Officier supérieur (er). Officier de l'Ordre National du Mérite. Diplômé EMSST - Ecole Militaire Paris. Diplômé Langues Orientales - INALCO Paris.

5 thoughts to “Louvois, le logiciel qui a mis l’armée à terre”

  1. J’ai bien connu à une époque les officiers généraux et supérieurs qui officiaient à l’EMAT sous la coupe du SGA et du cabinet du ministre pour mettre au point un système qui allait révolutionner les soldes et les salaires au ministère, voire dans toute l’administration, et permettre de fermer les CTAC et faire in fine des économies de personnel. Leur outil de base s’appelait « credo », peut-être par amour de Mireille Mathieu pour sa chanson bien connue! Ils ont tous fait des carrières fulgurantes, car ils avaient su courber l’échine! Je ne donnerai pas les noms mais ils se reconnaîtront!

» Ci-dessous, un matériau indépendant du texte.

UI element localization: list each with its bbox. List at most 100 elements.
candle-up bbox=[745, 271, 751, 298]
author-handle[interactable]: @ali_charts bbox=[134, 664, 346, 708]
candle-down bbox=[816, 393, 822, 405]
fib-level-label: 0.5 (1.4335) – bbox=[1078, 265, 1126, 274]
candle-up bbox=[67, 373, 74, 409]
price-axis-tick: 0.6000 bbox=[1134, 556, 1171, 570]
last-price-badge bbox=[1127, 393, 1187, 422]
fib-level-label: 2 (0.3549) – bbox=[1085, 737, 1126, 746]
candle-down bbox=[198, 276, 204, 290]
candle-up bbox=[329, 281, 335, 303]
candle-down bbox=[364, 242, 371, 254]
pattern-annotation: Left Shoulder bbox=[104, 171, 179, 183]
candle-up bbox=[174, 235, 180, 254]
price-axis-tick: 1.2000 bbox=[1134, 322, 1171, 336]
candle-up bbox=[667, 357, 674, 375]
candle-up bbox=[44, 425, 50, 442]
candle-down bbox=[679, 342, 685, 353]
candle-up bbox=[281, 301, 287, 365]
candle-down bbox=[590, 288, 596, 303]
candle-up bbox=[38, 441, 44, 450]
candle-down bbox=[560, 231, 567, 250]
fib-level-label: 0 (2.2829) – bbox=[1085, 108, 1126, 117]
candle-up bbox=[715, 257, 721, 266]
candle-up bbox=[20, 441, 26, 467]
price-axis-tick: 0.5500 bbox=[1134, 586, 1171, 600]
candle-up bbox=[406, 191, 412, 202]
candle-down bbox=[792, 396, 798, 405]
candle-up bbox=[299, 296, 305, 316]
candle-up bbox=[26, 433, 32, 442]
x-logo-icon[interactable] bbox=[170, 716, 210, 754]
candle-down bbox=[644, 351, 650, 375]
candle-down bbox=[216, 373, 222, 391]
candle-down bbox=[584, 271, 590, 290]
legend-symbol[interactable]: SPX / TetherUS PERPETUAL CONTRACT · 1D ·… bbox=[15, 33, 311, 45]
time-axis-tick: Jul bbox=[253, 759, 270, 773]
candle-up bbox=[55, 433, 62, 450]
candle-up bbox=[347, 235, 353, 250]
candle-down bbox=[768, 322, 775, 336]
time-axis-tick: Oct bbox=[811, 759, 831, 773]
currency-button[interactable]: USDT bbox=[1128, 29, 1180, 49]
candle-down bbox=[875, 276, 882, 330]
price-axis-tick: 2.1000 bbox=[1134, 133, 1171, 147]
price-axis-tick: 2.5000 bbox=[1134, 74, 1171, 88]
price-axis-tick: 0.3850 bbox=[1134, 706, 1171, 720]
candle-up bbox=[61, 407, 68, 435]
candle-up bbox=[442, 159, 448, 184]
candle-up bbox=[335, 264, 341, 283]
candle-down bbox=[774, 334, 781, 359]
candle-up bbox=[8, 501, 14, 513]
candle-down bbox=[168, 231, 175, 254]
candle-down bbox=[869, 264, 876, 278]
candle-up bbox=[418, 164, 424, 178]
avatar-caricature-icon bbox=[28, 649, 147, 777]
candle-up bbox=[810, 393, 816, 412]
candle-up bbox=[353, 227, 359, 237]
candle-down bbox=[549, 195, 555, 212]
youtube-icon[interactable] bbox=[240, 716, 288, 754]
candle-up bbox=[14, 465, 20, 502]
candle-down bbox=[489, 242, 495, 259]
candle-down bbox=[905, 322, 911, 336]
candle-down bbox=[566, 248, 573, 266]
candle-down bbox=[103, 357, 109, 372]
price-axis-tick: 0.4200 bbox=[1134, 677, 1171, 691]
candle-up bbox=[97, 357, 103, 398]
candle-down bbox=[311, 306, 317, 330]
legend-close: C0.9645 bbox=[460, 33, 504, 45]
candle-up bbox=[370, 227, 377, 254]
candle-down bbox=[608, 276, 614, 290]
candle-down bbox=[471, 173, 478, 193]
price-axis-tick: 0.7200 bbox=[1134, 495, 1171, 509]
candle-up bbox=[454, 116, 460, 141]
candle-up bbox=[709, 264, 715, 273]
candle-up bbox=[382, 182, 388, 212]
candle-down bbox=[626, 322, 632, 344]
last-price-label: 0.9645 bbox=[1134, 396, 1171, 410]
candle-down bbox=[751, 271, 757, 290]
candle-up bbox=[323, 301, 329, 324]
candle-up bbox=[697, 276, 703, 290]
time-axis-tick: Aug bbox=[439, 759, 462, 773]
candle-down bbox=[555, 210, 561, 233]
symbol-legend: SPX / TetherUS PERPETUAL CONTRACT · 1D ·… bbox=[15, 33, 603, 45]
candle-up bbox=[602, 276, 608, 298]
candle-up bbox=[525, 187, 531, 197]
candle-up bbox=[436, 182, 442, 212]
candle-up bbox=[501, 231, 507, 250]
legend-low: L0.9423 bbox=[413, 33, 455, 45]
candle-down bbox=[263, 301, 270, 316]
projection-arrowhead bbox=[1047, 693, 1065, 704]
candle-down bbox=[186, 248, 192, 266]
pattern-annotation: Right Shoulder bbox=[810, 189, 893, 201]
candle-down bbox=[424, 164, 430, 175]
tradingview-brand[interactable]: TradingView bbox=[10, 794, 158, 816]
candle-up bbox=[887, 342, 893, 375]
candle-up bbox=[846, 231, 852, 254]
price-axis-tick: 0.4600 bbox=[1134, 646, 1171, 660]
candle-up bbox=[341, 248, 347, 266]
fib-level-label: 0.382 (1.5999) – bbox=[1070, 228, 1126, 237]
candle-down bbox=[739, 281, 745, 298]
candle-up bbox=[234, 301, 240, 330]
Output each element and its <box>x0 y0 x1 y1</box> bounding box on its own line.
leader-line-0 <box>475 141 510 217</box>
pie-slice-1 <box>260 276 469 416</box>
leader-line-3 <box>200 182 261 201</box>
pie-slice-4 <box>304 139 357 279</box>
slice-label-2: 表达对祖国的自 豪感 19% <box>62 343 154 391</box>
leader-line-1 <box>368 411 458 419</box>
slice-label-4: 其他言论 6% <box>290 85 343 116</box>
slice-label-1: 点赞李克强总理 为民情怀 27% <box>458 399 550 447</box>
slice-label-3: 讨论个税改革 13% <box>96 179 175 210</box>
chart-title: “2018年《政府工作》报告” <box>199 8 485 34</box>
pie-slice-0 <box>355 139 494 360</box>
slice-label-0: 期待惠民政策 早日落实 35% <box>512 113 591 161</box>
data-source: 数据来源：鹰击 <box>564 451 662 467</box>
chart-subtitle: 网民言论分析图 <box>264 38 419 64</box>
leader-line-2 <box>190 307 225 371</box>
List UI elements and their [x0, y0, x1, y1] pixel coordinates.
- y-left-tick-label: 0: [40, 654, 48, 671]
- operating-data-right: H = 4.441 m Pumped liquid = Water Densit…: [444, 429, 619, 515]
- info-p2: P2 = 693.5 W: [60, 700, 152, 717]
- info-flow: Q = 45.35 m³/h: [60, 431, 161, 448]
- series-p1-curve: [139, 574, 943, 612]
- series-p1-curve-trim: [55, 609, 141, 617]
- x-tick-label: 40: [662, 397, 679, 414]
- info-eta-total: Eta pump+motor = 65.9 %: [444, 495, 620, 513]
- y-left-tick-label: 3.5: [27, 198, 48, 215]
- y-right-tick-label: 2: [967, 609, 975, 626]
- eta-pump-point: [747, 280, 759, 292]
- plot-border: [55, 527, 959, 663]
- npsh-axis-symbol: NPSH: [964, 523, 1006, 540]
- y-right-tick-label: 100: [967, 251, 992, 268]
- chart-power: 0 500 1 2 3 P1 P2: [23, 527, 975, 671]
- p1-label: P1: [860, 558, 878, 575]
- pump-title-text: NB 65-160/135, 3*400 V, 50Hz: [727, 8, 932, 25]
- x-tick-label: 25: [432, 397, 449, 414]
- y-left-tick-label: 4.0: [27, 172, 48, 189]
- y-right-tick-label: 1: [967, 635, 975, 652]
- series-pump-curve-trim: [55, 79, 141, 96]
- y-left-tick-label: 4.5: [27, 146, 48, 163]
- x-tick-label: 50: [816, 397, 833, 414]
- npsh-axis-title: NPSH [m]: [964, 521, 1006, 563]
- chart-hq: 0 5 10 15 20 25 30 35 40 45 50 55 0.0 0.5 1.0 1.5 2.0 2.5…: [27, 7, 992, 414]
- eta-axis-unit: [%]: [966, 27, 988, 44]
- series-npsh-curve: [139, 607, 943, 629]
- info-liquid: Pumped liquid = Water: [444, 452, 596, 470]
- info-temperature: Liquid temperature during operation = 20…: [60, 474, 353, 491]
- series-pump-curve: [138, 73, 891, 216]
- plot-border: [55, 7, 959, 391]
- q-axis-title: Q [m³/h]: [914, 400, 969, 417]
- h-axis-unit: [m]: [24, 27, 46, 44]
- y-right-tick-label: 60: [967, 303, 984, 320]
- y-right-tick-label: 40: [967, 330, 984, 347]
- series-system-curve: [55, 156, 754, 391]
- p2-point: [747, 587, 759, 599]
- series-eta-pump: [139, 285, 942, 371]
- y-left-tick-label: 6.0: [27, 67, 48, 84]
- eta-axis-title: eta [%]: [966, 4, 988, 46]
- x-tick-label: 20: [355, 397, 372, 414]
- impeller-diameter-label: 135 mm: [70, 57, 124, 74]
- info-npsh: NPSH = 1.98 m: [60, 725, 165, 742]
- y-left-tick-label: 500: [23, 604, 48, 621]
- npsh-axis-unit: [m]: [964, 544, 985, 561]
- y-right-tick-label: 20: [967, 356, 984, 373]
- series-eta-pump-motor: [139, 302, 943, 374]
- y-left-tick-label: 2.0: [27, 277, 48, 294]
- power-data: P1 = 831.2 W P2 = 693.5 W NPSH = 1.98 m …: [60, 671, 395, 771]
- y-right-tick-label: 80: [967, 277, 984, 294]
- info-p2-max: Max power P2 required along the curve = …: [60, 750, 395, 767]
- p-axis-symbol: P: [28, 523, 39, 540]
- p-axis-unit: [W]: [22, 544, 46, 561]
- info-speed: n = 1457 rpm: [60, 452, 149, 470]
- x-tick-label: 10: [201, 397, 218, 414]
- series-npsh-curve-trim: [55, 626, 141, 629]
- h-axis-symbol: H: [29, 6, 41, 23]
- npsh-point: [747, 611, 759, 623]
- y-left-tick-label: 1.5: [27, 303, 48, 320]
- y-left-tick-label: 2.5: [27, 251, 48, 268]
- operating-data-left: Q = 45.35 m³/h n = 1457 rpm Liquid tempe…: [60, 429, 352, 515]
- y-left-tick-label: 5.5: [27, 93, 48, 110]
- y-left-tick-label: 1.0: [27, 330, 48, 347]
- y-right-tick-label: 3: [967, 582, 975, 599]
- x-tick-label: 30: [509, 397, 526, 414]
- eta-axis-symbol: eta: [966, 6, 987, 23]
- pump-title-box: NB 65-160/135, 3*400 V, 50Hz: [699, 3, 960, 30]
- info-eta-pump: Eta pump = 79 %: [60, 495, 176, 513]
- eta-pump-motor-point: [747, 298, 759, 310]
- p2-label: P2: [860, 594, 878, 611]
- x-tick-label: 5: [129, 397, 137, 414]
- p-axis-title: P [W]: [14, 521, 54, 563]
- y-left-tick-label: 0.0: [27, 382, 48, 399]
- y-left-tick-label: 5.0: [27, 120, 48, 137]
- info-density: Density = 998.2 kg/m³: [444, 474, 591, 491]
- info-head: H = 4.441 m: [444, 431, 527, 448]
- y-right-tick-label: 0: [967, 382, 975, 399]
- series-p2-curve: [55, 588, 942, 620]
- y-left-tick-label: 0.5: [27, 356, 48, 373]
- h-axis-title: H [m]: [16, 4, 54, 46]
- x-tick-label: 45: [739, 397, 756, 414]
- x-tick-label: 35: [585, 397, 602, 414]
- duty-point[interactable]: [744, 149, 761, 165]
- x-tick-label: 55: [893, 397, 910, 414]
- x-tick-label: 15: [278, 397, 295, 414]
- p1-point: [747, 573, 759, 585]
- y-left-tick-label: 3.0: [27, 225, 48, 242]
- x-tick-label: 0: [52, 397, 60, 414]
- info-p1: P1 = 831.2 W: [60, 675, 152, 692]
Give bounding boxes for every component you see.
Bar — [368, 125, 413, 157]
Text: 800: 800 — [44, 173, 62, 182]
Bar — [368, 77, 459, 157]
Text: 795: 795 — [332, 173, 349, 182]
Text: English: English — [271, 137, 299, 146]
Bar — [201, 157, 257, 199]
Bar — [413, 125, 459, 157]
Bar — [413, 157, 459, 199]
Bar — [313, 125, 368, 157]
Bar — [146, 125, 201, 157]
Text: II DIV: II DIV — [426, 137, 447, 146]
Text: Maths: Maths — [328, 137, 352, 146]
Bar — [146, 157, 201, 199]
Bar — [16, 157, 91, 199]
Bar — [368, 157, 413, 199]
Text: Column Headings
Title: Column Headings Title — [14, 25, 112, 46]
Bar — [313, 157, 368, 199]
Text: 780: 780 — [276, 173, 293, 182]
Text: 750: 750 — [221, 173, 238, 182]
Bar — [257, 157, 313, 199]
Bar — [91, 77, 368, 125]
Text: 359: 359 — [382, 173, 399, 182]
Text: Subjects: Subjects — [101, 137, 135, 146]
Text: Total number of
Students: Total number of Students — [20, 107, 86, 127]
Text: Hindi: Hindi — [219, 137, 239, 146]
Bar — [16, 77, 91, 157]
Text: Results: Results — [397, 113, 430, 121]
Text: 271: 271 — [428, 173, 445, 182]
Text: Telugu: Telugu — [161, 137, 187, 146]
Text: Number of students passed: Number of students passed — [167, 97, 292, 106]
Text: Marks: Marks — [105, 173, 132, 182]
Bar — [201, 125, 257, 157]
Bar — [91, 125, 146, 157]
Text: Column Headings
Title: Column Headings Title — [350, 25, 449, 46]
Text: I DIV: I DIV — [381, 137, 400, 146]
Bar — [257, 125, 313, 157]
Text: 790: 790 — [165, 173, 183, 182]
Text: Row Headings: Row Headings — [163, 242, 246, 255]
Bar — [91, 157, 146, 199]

  2. Un commentaire et une double question :
    – pour être honnêtes, il faudrait rappeler que le « problème Louvois » ne trouve pas son origine dans le quinquennat Hollande, mais dans celui de son prédécesseur Sarkozy;
    – une double question essentielle à laquelle le ministre actuel des Affaires étrangères, précédent ministre de la Défense, devrait répondre (devant la Haute Cour ?). Des sanctions ont-elles été prises à l’encontre des fautifs (qu’ils soient civils ou militaires, ou prestataires de services informatiques) ? Sinon, pourquoi, qui a-t-on voulu protéger et pourquoi ?
    La réponse n’est peut-être pas très difficile à trouver !

  3. Imaginons une telle situation dans les administrations du secteur civil !. On se moque des militaires dans tous les sens du terme. Les problèmes de leur solde touchent l’organisation du quotidien des familles et ce n’est pas rien. Je ne sais pas quelles seraient les réactions de nos chers élus du Sénat ou de la chambre des députés si de telles difficultés perturbaient le paiement de leur salaire. Ajoutez à ces tracasseries graves, un métier dangereux, l’éloignement sur les théâtres d’opérations et les manques d’équipements ou l’emploi de matériels dépassés et on a la totale. Bien entendu dans cette triste affaire, pas de responsables et ce casse-tête épouvantable n’a pas semblé perturber le sommeil de ceux qui assument la paternité des problèmes. Nos militaires sont humiliés et abandonnés et je n’ai pas vu beaucoup de tribunes porter ce phénomène récurent devant les médias. Pourtant le cadre des officiers généraux en seconde section est assez étoffé et diverses associations auraient pu s’inquiéter de cette situation ubuesque.

  4. Bon, aujourd’hui, Le Drian, le meilleur Ministre de Armées, depuis Hernu…., a bien « baisé » les militaires et … les Bretons.